N'DJAMENA, Chad
A group of 380 rebels handed life sentences over the 2021 death of former ruler Idriss Deby Itno have been pardoned, a statement from the president's office said Saturday.
More than 400 rebels had been
sentenced Tuesday following a mass trial for "acts of terrorism,
mercenarism, recruitment of child soldiers and assaulting the head of
state".
The trial had opened last
month behind closed doors at Klessoum prison, 20 kilometres southeast of the
capital N'djamena.
But a statement Saturday from
the office of transitional president General Mahamat Idriss Deby Itno, one of
the former ruler's sons, said 380 had received a presidential pardon.

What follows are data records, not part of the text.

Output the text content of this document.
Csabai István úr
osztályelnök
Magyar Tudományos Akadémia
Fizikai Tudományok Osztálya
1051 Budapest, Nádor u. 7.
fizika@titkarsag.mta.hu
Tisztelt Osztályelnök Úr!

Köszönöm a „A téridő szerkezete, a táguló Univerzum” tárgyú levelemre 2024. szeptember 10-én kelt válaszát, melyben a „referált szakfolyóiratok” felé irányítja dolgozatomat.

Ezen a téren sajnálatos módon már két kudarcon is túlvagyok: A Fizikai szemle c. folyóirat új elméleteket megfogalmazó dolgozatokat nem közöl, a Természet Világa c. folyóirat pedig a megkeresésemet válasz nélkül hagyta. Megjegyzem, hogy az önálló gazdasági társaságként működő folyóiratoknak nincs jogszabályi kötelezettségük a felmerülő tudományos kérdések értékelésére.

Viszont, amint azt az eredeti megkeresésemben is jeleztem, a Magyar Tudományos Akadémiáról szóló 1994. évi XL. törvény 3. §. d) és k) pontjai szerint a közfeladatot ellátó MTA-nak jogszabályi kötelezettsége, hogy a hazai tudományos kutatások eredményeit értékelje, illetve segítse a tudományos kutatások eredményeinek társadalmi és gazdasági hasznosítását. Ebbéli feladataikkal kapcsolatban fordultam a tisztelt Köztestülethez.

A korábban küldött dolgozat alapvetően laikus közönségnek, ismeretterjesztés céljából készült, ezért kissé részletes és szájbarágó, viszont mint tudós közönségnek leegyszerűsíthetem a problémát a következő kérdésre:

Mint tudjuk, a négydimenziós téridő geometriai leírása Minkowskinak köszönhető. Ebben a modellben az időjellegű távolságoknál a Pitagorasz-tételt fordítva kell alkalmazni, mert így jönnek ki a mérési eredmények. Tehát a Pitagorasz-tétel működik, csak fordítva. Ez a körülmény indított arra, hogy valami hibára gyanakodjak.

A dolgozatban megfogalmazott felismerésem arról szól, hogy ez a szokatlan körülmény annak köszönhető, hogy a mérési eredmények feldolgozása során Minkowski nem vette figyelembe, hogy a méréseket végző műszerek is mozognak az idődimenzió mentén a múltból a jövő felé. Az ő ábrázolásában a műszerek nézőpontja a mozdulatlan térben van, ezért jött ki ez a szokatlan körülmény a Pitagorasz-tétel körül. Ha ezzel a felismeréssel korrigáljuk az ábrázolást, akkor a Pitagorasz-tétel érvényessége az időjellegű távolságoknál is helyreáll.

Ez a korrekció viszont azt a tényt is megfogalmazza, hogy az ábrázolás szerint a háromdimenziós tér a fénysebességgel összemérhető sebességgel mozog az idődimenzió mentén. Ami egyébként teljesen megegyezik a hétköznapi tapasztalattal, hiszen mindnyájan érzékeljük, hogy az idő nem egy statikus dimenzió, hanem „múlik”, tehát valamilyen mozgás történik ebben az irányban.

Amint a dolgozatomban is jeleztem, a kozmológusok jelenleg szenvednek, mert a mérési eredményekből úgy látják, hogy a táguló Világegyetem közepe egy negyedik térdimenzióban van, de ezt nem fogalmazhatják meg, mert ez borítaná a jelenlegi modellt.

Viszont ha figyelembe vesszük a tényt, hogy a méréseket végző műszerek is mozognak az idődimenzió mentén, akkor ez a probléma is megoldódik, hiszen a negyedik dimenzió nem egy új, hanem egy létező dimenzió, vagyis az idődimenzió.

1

Contacted by AFP, one of the
lawyers for the defendants, Francis Lokoulde, spoke of his "relief"
at the news.
The exiled head of the
country's main rebel group FACT, Mahamat Mahdi Ali, who was tried and convicted
along with 55 other members of the organisation, was not included in the
pardon, he added.
Government spokesperson Aziz
Mahamat Saleh said Deby's decision for clemency coincided with the Muslims'
holy month of Ramadan.
"It is, in my opinion, a
strong act, one that has an important symbolism for the Chadian nation, to
really allow to be able to rebuild on new bases," he said.
In early 2021, the Front for
Change and Concord in Chad (FACT), launched an offensive on the north of the country
from bases in Libya.
On 20 April, the army
announced that the elder Deby Itno, Chad's ruler for the previous three
decades, had died from wounds sustained in the fighting.
His death was announced just a
day after he had been declared victor of a presidential election that gave him
a sixth term in office.
He was immediately succeeded
by his son at the head of a 15-member military junta.
While General Mahamat Idriss
Deby Itno promised to hold democratic elections after 18 months –
which would have fallen in October 2022 – he announced that a vote
would not be held for another two years.
This lead to violent anti-government protests in which at least 60
people died, hundreds were arrested.
The main leaders of Chad's
opposition now live in hiding or in exile, even though the junta lifted a suspension
of several opposition parties in January.